Closed sgaut023 closed 3 years ago

sgaut023 commented 3 years ago

1- AUC SCORE : #30 I added a new metric: multi-label AUC score. Each label has its AUC score. I tried to use tf.keras.metrics.AUC, but I was not able to get the desired AUC score.

I decided to use the sklearn roc_auc_score. However, I discovered an issue. The function roc_auc_score can result in an error (ValueError: Only one class present in y_true. ROC AUC score is not defined in that). The error occurred when each label (for one class) has only one value in the batch. For example, if all the samples in the batch has hernia +1, the error will occurred. For example, this will create in an error: roc_auc_score([[1,0,1], [1,0,1]], [[1,0.1,1], [0.9,0,0.8]]). Let's say the first index is associated with Hernia and there are 2 instances in the batch. Since all the instances in the batch has only the label '1' for Hernia, sklearn will generate the error.

That being said, I decided to keep track in a list of all the labels and logits for ONE epoch. At the end on the epoch, the AUC is computed.

2- MLFLOW : #8 I added the code at the end of the training to log the metrics and params in mlflow. For now, I only log the training metrics. The next step is to compute the metrics on the validation set et log them in mlflow.

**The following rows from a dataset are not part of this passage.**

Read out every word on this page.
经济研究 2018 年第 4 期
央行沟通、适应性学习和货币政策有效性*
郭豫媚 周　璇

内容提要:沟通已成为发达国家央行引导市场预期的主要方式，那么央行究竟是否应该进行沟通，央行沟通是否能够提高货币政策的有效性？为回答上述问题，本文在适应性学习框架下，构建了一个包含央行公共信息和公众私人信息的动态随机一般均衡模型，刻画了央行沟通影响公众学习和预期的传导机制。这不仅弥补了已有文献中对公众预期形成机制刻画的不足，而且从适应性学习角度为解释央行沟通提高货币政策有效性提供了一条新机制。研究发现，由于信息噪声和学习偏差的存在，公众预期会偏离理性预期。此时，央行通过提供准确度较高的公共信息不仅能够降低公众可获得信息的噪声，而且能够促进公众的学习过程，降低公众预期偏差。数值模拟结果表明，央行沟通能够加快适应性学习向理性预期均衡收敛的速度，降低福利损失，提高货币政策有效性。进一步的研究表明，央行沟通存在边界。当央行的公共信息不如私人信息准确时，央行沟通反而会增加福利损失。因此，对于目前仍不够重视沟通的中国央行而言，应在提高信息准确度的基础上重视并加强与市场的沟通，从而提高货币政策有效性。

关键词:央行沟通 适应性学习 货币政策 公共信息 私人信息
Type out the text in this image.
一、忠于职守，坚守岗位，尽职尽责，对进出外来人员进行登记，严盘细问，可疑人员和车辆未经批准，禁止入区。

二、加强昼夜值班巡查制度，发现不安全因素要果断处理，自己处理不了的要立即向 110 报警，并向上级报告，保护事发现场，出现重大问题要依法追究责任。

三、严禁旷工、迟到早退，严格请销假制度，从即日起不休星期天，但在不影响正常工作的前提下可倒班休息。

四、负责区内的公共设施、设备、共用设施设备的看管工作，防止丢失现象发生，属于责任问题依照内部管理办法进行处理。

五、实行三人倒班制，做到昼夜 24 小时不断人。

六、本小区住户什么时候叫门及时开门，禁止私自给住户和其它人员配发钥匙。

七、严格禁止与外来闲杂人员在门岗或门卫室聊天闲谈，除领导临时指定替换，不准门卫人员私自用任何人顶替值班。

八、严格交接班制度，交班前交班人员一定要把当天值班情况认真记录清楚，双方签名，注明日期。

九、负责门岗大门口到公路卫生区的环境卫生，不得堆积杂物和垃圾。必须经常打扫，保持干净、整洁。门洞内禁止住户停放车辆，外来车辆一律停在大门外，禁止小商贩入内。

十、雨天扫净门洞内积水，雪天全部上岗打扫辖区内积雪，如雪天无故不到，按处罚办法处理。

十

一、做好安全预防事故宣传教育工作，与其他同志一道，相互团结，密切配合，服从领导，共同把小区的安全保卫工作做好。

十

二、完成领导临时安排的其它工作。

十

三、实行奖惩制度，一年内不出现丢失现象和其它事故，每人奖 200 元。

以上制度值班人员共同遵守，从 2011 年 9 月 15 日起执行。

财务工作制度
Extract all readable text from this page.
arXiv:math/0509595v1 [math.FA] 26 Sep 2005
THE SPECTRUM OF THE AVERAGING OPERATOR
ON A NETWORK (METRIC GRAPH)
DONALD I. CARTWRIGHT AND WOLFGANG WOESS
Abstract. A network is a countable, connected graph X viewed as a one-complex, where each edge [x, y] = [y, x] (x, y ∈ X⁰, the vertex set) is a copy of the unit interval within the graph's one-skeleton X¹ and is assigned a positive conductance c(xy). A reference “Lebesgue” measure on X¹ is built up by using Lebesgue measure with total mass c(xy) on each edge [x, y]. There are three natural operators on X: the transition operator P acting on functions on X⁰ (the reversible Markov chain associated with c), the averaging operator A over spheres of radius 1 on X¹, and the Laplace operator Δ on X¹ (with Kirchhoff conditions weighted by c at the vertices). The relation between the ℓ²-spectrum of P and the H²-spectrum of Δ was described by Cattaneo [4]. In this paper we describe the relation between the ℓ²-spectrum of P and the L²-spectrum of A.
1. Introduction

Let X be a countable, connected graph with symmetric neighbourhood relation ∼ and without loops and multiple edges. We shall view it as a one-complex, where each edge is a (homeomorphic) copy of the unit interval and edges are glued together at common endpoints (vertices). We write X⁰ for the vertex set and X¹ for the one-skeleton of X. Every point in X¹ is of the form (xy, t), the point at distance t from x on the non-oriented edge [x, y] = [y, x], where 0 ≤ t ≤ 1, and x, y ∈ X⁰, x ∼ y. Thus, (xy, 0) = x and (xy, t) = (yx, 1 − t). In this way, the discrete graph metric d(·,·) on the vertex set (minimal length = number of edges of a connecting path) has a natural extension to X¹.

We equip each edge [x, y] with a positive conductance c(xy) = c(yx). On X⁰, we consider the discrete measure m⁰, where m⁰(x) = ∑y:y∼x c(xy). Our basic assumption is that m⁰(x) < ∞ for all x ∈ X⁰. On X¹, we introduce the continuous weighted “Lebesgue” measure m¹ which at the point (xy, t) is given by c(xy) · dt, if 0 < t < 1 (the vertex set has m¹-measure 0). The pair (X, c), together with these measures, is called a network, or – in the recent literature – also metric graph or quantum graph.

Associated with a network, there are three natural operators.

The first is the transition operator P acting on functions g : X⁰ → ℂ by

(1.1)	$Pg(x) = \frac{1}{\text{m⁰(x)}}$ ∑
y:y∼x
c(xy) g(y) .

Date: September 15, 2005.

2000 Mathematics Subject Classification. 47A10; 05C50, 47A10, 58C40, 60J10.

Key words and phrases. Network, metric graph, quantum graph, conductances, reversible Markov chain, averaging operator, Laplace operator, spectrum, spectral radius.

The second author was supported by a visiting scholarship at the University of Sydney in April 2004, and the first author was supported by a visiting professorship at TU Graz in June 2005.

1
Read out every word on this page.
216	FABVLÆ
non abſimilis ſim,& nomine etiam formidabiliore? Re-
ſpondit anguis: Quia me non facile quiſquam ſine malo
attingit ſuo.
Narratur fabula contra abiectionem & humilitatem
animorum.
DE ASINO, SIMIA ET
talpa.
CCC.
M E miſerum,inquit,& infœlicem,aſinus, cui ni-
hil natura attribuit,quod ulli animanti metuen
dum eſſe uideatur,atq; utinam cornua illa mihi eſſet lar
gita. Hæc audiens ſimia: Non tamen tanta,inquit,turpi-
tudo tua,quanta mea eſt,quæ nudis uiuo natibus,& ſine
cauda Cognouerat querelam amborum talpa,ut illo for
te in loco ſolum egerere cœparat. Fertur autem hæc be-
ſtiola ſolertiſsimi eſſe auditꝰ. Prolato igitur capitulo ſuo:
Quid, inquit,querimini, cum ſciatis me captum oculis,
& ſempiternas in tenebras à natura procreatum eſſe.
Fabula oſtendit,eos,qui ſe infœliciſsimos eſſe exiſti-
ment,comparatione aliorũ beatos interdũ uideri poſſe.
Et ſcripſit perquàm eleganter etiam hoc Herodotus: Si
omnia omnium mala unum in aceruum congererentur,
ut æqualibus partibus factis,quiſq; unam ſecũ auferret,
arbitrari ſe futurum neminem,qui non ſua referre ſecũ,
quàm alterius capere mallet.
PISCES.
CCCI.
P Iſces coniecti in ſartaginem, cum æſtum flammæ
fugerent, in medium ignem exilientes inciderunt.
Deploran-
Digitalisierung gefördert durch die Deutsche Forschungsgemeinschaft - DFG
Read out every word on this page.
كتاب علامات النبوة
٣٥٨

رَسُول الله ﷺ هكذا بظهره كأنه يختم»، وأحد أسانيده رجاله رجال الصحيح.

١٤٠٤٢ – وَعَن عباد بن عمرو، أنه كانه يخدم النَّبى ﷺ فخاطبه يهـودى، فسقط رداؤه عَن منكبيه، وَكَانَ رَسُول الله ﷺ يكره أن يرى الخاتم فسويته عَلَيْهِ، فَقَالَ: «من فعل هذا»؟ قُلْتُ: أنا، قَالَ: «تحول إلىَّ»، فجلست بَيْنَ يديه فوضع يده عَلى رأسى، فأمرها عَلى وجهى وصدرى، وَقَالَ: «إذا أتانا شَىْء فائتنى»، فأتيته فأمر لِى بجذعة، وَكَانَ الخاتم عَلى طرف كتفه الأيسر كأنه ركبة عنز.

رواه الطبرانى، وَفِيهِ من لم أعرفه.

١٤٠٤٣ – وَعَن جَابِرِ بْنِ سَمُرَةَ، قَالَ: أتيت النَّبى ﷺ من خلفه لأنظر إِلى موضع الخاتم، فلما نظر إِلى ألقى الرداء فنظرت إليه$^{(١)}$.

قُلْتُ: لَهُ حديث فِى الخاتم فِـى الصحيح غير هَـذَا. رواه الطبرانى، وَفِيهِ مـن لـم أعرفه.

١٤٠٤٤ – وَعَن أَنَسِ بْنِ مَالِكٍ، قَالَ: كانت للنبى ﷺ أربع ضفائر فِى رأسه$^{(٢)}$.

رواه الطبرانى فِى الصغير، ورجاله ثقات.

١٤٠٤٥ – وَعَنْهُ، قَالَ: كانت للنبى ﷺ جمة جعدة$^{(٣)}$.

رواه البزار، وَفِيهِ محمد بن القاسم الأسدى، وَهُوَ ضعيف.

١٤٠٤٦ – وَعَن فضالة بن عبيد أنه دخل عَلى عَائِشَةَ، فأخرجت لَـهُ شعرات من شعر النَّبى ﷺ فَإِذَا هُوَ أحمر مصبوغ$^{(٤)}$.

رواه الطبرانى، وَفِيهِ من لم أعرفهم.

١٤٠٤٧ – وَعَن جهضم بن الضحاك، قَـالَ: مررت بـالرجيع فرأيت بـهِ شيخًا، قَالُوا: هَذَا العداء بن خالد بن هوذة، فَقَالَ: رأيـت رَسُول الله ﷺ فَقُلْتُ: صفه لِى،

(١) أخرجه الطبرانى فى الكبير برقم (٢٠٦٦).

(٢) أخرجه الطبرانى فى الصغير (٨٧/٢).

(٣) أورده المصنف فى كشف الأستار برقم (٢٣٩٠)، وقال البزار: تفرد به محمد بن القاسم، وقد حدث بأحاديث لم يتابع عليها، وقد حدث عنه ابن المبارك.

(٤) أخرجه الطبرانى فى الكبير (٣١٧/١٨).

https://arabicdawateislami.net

3- Sigmoid Logits : @YanCote I applied sigmoid to the logits to make sure logits are between 0 and 1. Can you validate that this is the behaviour that we are expected. In fact, when we are making the predictions, we are using a threshold (0.5). Thus, I suppose we need to make sure that the logits are between 0 and 1.

4- Corrected Loss : #29 After my discussion with Yan, we realized that there were a bug in the loss function. We need to use neg_abs_logits instead of -x. The change is done in the PR.